When I wrote my first omegaverse story, Omega Reclaimed, my intention was just to write some hot alpha/omega knotting scenes. I didn’t know I was starting a series (I’m often surprised by this), so I didn’t put a lot of thought into the world I was constructing. It was loosely based on every other omegaverse I’d read. There was heat and knotting (without the MPREG because I’m not a fan), alphas were feral and studly and couldn’t resist the smell of an omega in heat, omegas were homemakers, sex-hungry when in heat. They were also oppressed—sexual objects without autonomy.
By the end of the first book, I knew I’d created a world I wouldn’t want to live in, and I’m wondering why we do that. As an author, I can write a utopian universe. I can give everyone social justice—no racism, no sexism, no hate against any group. I can ensure that everyone is taken care of and given an opportunity to fulfill themselves.
Omegaverses are largely created by women, and I think we all know that omegas are stand-ins for women in these stories. So why do we so frequently treat these stand-ins for ourselves exactly the way we don’t want to be treated? Why do we set them backwards in time, undoing all the progress society has made towards equality?

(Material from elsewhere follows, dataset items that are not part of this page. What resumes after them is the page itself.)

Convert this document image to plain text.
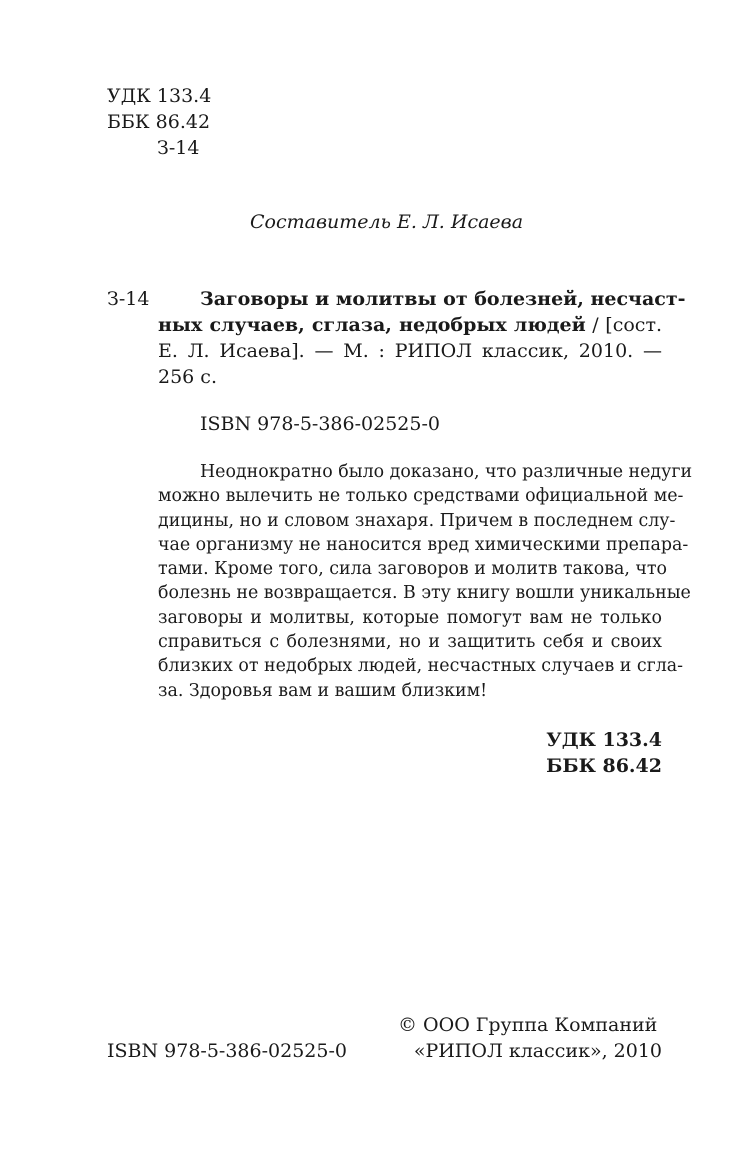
УДК 133.4
ББК 86.42
З-14
Составитель Е. Л. Исаева
З-14	Заговоры и молитвы от болезней, несчаст-
ных случаев, сглаза, недобрых людей / [сост.
Е. Л. Исаева]. — М. : РИПОЛ классик, 2010. —
256 с.
ISBN 978-5-386-02525-0
Неоднократно было доказано, что различные недуги
можно вылечить не только средствами официальной ме-
дицины, но и словом знахаря. Причем в последнем слу-
чае организму не наносится вред химическими препара-
тами. Кроме того, сила заговоров и молитв такова, что
болезнь не возвращается. В эту книгу вошли уникальные
заговоры и молитвы, которые помогут вам не только
справиться с болезнями, но и защитить себя и своих
близких от недобрых людей, несчастных случаев и сгла-
за. Здоровья вам и вашим близким!
УДК 133.4
ББК 86.42
© ООО Группа Компаний
ISBN 978-5-386-02525-0	«РИПОЛ классик», 2010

Much as some victims of sexual assault enjoy dubcon/noncon because it gives them control over an experience they didn’t have control over, perhaps we like being the ones to inflict this status of “lesser” on people other than ourselves. But for me, it was less intentional than that. I love the heat-induced desperation of alpha/omega sex. My biggest turn-on is “people who are turned on,” and omegaverse is rife with people who are seriously turned on. And then I just … accepted the rest of it.
Without questioning whether those who were physically smaller must be sexually oppressed, whether someone who enjoyed sex must be treated like a sex object, whether being born into a certain role must be an unavoidable destiny, whether a certain set of physical characteristics ought to define role at all—I perpetuated all those things.
I was just trying to write about wolves boning. I never meant to oppress anyone.
That’s why I now have a series, the third book of which will be out soon. I’m slowly setting the world to rights. And let me tell you, it’s satisfying. One reason authors write more utopias than dystopias is because heaven gets boring. If everything is great and everyone is happy, there’s not a lot of conflict to resolve. But I can start with a dystopia and fix it. Because in my omegaverse, I have that power.
Too bad I can’t fix the real world.
As for why we’ve created such dystopian omegaverses and why we (largely) enjoy them: ¯\_(ツ)_/¯ Who can ever say why we enjoy the things we do. Sex is weird. But part of it may be that we’re so accustomed to discrimination, we have a hard time imagining a world without it. That’s why I’m fighting for freedom, one omega at a time.